Use simple techniques to reframe your thinking by recognising these negative thoughts, challenging them and then replacing them with more adaptive thoughts. Some refer to this as ‘catch it, check it and change it’.

3. Identify the problem and break it down

Try to identify what you are worrying about, and ask yourself if you can do anything to mitigate this. If you can, try to address the problem by using a problem-solving approach. Use brainstorming techniques to help come up with a strategy.

Take financial stress, for example. Adopt a pragmatic stance and ask yourself if you can meet the expense. If you are unable to, could you consider a payment plan? The key thing is to do something.
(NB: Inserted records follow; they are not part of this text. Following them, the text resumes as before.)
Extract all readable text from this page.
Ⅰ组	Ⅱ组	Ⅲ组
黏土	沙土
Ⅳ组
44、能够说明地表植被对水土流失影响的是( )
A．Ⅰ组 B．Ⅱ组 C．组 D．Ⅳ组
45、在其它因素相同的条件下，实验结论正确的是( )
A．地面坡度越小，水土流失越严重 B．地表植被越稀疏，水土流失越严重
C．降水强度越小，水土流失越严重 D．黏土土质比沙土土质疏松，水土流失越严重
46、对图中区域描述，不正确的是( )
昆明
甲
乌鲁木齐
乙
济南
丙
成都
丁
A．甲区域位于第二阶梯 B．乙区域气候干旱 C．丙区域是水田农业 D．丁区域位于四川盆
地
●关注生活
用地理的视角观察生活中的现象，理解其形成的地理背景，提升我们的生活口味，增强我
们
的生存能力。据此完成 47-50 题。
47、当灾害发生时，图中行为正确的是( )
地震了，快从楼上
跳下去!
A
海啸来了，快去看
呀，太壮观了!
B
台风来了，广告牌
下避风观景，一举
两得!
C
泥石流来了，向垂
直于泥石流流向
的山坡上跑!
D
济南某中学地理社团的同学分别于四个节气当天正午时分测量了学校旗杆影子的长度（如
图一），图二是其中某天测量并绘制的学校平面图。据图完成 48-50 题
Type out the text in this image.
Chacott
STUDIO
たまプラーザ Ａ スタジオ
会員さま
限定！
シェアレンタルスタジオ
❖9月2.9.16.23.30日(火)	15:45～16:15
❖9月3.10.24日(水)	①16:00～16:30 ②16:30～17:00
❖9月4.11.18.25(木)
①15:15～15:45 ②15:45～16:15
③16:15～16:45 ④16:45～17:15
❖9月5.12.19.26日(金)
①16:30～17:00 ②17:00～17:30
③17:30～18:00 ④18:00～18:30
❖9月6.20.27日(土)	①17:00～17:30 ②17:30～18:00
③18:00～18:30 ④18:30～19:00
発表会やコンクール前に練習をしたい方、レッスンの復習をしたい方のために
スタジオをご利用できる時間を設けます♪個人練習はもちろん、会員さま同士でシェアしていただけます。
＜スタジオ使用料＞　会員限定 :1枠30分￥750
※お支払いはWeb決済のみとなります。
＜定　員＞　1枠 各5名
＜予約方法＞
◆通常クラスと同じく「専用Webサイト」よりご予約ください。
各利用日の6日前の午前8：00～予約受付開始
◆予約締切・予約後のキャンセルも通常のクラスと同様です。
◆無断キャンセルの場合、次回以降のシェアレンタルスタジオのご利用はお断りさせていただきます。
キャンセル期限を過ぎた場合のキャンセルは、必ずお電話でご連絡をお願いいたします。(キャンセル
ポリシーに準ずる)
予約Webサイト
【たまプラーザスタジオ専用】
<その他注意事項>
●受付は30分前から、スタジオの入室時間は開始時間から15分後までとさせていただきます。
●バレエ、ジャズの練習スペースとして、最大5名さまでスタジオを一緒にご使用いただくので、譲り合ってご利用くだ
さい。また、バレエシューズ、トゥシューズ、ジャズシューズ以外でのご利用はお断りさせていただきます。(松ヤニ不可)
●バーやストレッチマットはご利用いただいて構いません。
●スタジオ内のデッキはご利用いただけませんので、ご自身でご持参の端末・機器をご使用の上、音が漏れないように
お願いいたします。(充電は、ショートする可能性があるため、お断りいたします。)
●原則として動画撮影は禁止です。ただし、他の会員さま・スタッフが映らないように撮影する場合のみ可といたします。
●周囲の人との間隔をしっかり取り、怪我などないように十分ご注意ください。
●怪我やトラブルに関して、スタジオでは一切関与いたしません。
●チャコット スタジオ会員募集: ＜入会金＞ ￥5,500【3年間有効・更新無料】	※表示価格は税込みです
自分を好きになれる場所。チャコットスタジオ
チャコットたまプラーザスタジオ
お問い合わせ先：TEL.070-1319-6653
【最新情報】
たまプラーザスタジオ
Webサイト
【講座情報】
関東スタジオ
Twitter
Develop a strategy and stick to it. Avoid the temptation to bury your head in the sand, as this often compounds the problem. Track your progress on a regular basis and make adjustments as necessary. I would suggest forward planning to guard against this happening in future.

4. Distract yourself

Distraction can be useful to help break the cycle of ruminative thinking. Calling a friend or going for a walk helps. Reading a book or listening to music can also be effective. Find a comfortable spot in a quiet space and focus on your breathing.

Make sure you have a healthy diet with wholesome foods, as the link between nutrition and mental health is very powerful. Ensure good sleep, drink alcohol only in moderation and avoid smoking.